His words tickled along her ribs but he didn't move. Silence stretched.

She licked her lips nervously and then nodded. Only then did his hands gently, barely, encase her hips and the simple barely-there touch sent her heart into a frenzy.

He dipped his head low until his mouth was next to her ear and the sight was spectacular, this large man behind her having to lower himself until he could be near her quiet thoughts.

"You torture yourself," he said gently, the words prodding her mind. "I've watched you undo yourself the last few weeks.Pulling inside yourself, hiding from me, looks of uncertainty. You hold yourself less surely. Tell me what's going on."

He'd noticed all of that. About her.

He spoke as though he knew her, could catch her struggle in the barest of looks and the way that her shoulders sat a little higher and unsure.
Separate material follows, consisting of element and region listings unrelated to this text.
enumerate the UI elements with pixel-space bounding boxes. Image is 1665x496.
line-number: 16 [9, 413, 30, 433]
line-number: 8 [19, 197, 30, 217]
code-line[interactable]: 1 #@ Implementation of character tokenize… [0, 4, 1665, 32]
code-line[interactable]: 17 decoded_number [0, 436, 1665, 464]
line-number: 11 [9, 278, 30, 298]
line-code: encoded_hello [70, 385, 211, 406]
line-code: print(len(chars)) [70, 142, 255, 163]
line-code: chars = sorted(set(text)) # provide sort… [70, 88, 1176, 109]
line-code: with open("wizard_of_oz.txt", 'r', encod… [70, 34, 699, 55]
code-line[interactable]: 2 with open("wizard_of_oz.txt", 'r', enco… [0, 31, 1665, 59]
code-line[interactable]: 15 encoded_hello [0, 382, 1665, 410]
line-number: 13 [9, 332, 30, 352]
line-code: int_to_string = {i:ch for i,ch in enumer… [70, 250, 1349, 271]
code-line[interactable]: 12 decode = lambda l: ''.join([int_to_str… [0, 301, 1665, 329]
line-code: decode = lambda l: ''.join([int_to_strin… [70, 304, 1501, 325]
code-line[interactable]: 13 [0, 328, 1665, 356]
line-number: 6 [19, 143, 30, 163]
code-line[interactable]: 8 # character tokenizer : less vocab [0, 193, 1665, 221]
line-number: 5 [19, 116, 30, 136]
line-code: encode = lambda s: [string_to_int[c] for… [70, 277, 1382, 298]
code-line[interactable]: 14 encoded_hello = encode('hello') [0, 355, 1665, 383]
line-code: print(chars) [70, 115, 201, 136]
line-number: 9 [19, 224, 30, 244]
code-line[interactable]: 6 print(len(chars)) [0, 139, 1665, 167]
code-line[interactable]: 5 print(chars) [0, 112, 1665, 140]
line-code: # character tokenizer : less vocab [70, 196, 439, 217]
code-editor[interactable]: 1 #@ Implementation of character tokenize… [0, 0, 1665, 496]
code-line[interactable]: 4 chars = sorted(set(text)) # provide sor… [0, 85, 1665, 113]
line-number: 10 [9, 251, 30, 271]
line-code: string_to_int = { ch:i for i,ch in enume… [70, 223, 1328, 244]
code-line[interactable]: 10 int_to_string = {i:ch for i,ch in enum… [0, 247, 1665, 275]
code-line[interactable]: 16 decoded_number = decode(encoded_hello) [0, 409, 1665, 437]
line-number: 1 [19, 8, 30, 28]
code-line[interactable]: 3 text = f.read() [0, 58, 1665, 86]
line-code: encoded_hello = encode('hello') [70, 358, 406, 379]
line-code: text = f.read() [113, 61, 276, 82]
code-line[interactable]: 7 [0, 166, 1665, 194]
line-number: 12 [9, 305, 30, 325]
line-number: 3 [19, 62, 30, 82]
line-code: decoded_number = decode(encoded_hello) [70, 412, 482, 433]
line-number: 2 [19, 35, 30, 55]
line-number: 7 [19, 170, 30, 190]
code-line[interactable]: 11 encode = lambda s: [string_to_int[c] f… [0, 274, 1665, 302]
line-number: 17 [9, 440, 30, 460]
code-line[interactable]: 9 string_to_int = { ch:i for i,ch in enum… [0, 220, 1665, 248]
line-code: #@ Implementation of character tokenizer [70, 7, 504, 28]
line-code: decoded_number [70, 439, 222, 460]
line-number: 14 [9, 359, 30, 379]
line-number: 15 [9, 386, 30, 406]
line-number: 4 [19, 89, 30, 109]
She had caught her reflection just the other morning as she got ready and recognized the woman standing there. Someone from before.

When you dragged yourself out of dark places, breathed new air and surrounded yourself with goodness and honesty, there was a transformation that happened.

It was slow, and it started painfully from the inside, but then that transformation had a penchant to turn you inside out until you started to look how you feel - glowing and unapologetically strong.

But the other morning, she saw the woman she was before that. And it scared her.

"Can I tell you a sad story and you don't try to make me feel better?"

He nodded, his dark eyes holding hers in the mirror. She liked this, seeing him and him seeing her, but not facing him.

The request was large in a small voice. Sometimes we just need a witness to ghastly, dark things, so that we can know we're a reliable narrator of our own stories. That alone can start healing someone.

"I was married. Years ago. We met in college and none of the backstory really matters, but three years into our marriage I found him cheating on me. With a friend, a neighbor. I knew before I knew for sure. It was the way he stopped looking at me and only reached for me for his own pleasure. He became unkind in how he looked at me and spoke to me like I was a nuisance." She tilted her head and looked at her face as she spoke in the mirror.

She was telling her own ghost story, watching the haunting fill her eyes as she revisited becoming a fraction of herself because someone she loved betrayed her.

"I remember she came over for coffee and I caught her gaze following him as he came into the kitchen and then the way that her head turned just the slightest as he left. It was," she shook her head, "intimate. The way that lovers' eyes touch more than they look." She swallowed. "He uh, got meaner and meaner. I started believing his mean. His voice became mine in my head. I got smaller. I shrunk. I lost weight and he said I looked good and had no idea it was diseased weight loss from his poison."

Theo watched her, took in her words and the weight of what she was handing him. His hands on her hips lightly clasped when she stopped talking, telling her to give him more.

Telling her he could hold it for a while.

"When I finally confronted him, the yelling and threats I didn't understand at the time. Why, if he didn't want me anymore, would he threaten to kill me if I left him? He was with someone else. I've never understood that."